The findings in this report indicate that states lack the funding, staff, and data necessary to develop asthma surveillance programs. Although 84% of respondents reported the availability of hospital discharge data, most state and territorial health departments have not used the data because of barriers to its access such as negotiating its use with a private entity, legal barriers, or incompatible data systems. Other potential sources for obtaining state-specific data about asthma include adding state-specific questions about asthma to the Behavioral Risk Factor Surveillance System, designating asthma a performance measure in the Health Plan and Employer Data and Information Set (HEDIS), and monitoring Medicaid data over time.

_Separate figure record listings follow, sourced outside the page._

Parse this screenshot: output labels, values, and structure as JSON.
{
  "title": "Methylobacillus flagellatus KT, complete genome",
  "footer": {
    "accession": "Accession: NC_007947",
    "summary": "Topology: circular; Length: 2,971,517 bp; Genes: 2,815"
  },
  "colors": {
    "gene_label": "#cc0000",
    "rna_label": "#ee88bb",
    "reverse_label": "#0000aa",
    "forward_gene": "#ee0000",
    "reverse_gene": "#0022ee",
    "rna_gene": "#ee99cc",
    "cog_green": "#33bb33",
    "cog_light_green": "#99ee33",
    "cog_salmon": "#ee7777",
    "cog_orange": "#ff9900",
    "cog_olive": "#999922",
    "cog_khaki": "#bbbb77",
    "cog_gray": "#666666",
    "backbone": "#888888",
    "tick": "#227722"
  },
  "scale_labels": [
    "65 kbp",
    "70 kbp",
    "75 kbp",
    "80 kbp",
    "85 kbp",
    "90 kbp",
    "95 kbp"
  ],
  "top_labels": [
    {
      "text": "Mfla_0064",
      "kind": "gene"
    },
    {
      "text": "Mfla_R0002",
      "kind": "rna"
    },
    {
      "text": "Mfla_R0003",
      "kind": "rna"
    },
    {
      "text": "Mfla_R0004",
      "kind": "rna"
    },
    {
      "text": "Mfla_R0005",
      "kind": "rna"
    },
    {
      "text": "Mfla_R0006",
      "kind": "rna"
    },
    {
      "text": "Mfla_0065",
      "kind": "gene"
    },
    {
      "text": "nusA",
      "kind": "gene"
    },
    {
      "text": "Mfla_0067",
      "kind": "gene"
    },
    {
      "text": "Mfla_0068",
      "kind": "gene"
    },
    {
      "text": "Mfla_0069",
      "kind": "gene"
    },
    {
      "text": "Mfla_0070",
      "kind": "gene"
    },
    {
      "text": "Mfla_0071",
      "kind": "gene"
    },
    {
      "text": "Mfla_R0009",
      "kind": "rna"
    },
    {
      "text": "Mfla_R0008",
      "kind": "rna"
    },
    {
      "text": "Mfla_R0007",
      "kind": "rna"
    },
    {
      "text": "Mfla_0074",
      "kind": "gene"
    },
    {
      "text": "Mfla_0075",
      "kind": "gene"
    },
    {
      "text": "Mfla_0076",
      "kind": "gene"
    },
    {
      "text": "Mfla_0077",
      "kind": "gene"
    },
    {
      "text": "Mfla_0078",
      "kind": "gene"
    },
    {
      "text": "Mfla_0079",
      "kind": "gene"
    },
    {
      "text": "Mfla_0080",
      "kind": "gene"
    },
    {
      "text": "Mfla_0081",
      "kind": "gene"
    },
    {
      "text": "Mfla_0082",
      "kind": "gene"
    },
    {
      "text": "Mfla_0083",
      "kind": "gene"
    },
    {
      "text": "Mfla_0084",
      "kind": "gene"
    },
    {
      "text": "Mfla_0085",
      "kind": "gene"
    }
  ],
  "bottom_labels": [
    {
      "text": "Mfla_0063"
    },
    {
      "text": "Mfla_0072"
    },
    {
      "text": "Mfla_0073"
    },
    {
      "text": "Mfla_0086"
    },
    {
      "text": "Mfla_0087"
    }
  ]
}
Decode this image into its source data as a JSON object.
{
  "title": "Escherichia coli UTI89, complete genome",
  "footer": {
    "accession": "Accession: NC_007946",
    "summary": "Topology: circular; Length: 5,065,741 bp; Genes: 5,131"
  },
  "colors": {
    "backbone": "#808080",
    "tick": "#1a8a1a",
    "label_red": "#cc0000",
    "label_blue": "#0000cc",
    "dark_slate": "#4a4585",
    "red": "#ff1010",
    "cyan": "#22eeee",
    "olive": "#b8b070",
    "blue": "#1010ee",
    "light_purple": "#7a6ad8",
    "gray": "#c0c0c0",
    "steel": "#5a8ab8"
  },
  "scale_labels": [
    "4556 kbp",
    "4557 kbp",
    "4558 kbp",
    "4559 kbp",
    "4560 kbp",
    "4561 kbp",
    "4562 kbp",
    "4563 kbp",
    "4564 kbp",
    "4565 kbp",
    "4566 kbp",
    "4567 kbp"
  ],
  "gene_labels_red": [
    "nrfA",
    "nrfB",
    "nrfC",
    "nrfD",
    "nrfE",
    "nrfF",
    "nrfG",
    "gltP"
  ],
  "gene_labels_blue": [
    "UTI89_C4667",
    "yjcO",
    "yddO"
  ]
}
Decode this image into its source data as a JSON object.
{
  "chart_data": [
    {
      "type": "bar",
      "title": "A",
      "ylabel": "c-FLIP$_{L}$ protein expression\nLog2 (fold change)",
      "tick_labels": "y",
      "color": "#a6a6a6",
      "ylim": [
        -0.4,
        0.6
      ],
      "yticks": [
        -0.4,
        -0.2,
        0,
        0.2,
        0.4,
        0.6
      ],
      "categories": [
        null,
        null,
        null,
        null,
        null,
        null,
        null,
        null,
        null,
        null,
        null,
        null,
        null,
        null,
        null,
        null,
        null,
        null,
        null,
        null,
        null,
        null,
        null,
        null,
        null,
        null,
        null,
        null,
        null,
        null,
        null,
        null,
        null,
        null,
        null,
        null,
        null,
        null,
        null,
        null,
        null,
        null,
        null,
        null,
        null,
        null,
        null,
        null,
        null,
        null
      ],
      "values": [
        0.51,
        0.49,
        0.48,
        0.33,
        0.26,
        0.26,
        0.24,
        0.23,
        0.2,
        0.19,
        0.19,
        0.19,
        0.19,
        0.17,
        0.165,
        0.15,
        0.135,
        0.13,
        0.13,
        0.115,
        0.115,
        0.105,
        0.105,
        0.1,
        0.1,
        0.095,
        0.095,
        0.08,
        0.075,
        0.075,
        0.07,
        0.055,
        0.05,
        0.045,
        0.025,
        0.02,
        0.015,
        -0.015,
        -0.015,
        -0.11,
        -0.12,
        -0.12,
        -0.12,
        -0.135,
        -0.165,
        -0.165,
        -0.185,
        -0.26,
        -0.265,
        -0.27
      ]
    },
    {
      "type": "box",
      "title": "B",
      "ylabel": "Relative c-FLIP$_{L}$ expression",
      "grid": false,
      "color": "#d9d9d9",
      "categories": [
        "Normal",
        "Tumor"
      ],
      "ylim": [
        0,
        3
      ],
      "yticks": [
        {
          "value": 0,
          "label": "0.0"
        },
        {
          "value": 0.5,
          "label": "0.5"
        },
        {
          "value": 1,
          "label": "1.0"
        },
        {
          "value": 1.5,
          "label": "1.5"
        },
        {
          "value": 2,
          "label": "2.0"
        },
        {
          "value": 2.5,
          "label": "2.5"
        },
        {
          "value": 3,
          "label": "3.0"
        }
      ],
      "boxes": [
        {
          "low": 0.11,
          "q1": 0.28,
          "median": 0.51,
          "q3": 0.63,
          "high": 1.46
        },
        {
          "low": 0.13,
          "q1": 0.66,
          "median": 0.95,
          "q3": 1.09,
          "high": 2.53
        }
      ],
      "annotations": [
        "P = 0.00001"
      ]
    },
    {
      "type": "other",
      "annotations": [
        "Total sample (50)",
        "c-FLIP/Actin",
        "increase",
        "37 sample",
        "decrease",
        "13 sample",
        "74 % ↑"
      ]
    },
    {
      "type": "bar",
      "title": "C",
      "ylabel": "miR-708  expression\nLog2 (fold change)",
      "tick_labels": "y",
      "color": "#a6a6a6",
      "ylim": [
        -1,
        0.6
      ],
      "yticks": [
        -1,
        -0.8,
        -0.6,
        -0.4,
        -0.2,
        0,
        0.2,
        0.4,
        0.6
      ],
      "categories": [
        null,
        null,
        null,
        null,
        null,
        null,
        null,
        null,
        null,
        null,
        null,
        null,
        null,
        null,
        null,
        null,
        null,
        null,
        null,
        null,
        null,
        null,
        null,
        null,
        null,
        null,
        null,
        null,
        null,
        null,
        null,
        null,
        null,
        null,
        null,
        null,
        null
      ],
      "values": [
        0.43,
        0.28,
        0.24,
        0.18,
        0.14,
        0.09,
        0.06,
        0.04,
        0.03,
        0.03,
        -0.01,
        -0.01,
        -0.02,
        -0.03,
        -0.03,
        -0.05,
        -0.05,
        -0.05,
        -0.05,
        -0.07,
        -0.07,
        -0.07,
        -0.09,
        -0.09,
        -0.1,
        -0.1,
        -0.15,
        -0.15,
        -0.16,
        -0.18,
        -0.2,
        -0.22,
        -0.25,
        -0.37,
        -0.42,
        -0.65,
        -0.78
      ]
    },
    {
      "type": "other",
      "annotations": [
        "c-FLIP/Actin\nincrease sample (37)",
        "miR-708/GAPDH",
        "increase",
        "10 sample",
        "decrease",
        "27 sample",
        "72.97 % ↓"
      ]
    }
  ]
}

Despite the need for state-specific data and the need to develop surveillance systems to monitor trends in asthma, approximately half of the responding health departments have been associated with efforts to reduce the impact of asthma in selected communities in their state. State and territorial health departments need to determine the local burden of asthma and should explore approaches for eliminating barriers that prevent the use of existing data. Collaboration between CDC and other federal agencies, managed-care organizations, academic institutions, and states and territories to design and implement comprehensive community-based asthma surveillance systems will better characterize the burden of asthma in the United States and will enable states to target areas where asthma-prevention programs should be implemented.


  1. CDC. Asthma mortality and hospitalization among children and young adults -- United States, 1980-1993. MMWR 1996;45:350-3.

  2. Adams PF, Marano MA. Current estimates from the National Health Interview Survey, 1994. Vital Health Stat 1995;10:94.

  3. Weiss KB, Gergen PJ, Hodgson TA. An economic evaluation of asthma in the United States. N Engl J Med 1992;326:862-6.

  4. CDC. Disabilities among children aged less than or equal to 17 years -- United States, 1991-1992. MMWR 1995;44:609-13.

  5. CDC. Asthma -- United States, 1982-1992. MMWR 1995;43:952-5.

  6. Weiss KB, Wagener DK. Changing patterns of asthma mortality. JAMA 1990;264:1683-7.

  7. Public Health Service. Healthy people 2000: national health promotion and disease prevention objectives. Washington, DC: US Department of Health and Human Services, Public Health Service, 1991; DHHS publication no. (PHS)91-50213.